Our new study reveals that our immune system does more than defend against viruses. In certain cases, it induces mutations within viruses that make them easier to recognize later on. The findings have been published in Nature Communications.
During the COVID-19 pandemic, an unprecedented amount of genetic data became available on the SARS-CoV-2 virus, allowing researchers to analyse in exceptional detail how the pathogen changed over time. The study shows that a substantial portion of mutations in the viral genome are not random errors or viral strategies, but are instead caused by the human body’s own APOBEC enzymes.

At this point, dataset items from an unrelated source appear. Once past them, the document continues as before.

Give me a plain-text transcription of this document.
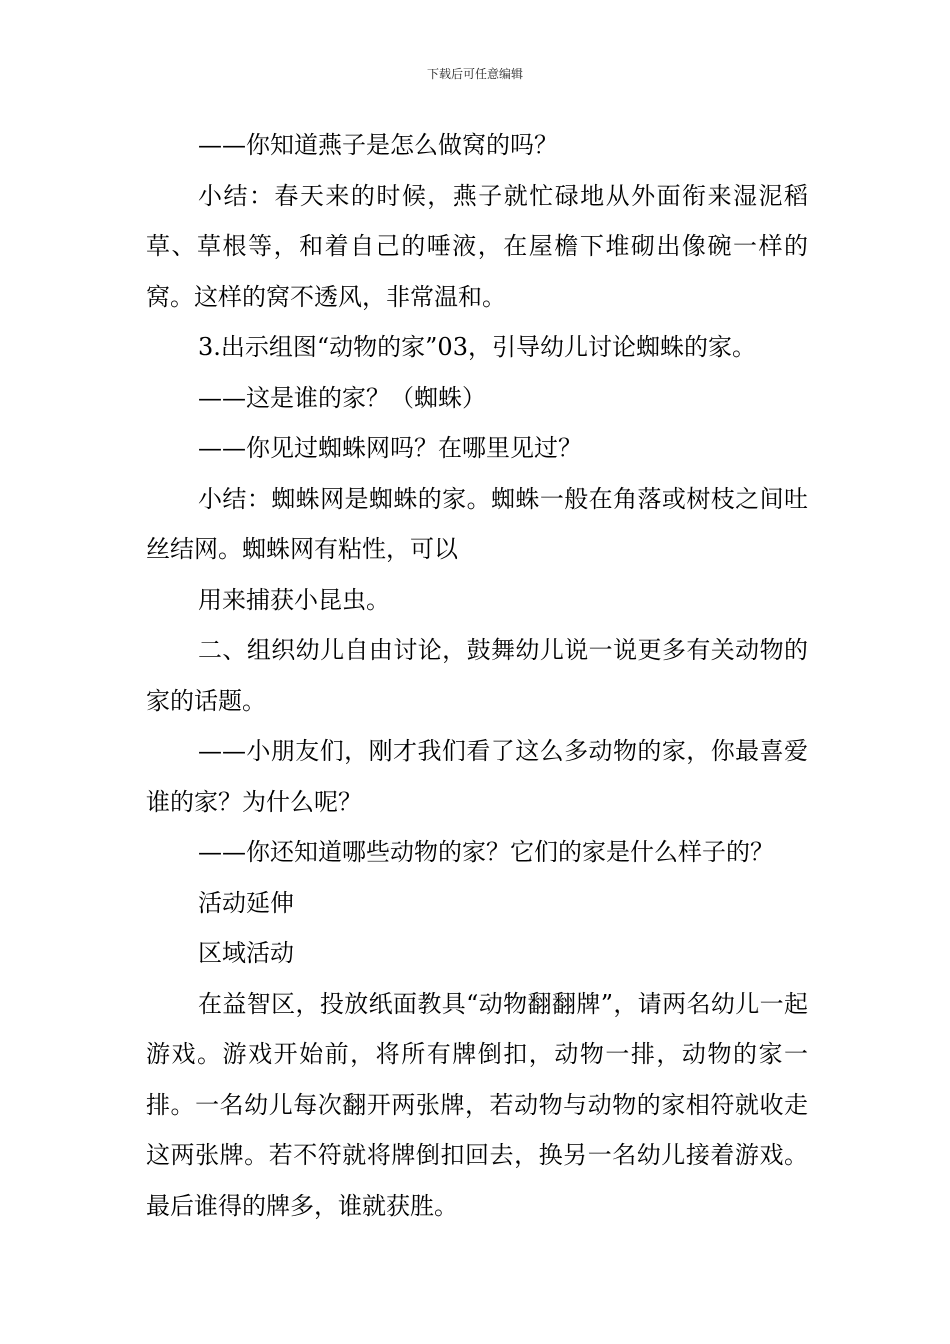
下载后可任意编辑

——你知道燕子是怎么做窝的吗？

小结：春天来的时候，燕子就忙碌地从外面衔来湿泥稻草、草根等，和着自己的唾液，在屋檐下堆砌出像碗一样的窝。这样的窝不透风，非常温和。

3.出示组图“动物的家”03，引导幼儿讨论蜘蛛的家。

——这是谁的家？（蜘蛛）

——你见过蜘蛛网吗？在哪里见过？

小结：蜘蛛网是蜘蛛的家。蜘蛛一般在角落或树枝之间吐丝结网。蜘蛛网有粘性，可以

用来捕获小昆虫。

二、组织幼儿自由讨论，鼓舞幼儿说一说更多有关动物的家的话题。

——小朋友们，刚才我们看了这么多动物的家，你最喜爱谁的家？为什么呢？

——你还知道哪些动物的家？它们的家是什么样子的？

活动延伸

区域活动

在益智区，投放纸面教具“动物翻翻牌”，请两名幼儿一起游戏。游戏开始前，将所有牌倒扣，动物一排，动物的家一排。一名幼儿每次翻开两张牌，若动物与动物的家相符就收走这两张牌。若不符就将牌倒扣回去，换另一名幼儿接着游戏。最后谁得的牌多，谁就获胜。
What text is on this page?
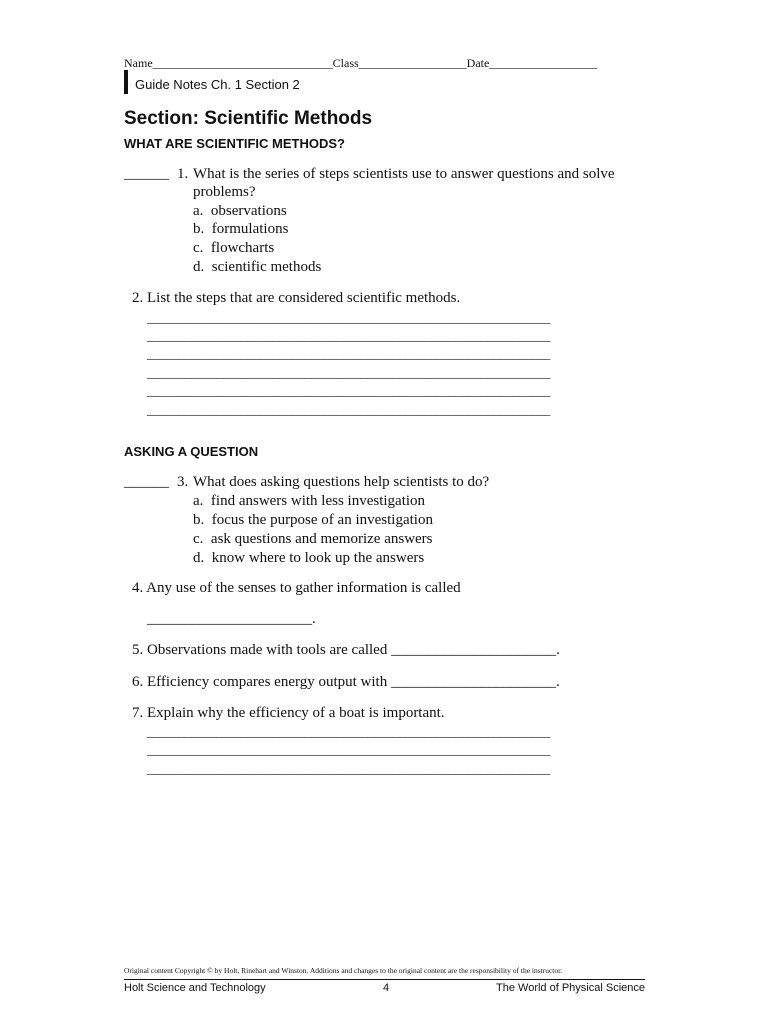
Name______________________________Class__________________Date__________________
Guide Notes Ch. 1 Section 2
Section: Scientific Methods
WHAT ARE SCIENTIFIC METHODS?
______ 1. What is the series of steps scientists use to answer questions and solve
problems?
a.  observations
b.  formulations
c.  flowcharts
d.  scientific methods
2. List the steps that are considered scientific methods.
________________________________________________________________
________________________________________________________________
________________________________________________________________
________________________________________________________________
________________________________________________________________
________________________________________________________________
ASKING A QUESTION
______ 3. What does asking questions help scientists to do?
a.  find answers with less investigation
b.  focus the purpose of an investigation
c.  ask questions and memorize answers
d.  know where to look up the answers
4. Any use of the senses to gather information is called
______________________.
5. Observations made with tools are called ______________________.
6. Efficiency compares energy output with ______________________.
7. Explain why the efficiency of a boat is important.
________________________________________________________________
________________________________________________________________
________________________________________________________________
Original content Copyright © by Holt, Rinehart and Winston. Additions and changes to the original content are the responsibility of the instructor.
Holt Science and Technology	4	The World of Physical Science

These enzymes are part of the early, non-specific immune response, and they can chemically modify the genetic material of viruses. According to our results, the mutations they introduce do not typically weaken immune recognition — in fact, they often enhance it. They generate changes in viral proteins that are more easily detected by HLA molecules, the immune system’s key antigen-presenting components that reveal hidden, infected cells to T-cells.
We analysed thousands of SARS-CoV-2 protein variants and found that APOBEC-associated mutations lead to better HLA binding and stronger T-cell activation — ultimately improving the effectiveness of the immune response.
The phenomenon is not limited to the coronavirus: similar APOBEC-driven patterns have been observed in other viruses as well. As HLA types vary significantly among individuals, the findings may also open new avenues in personalized medicine.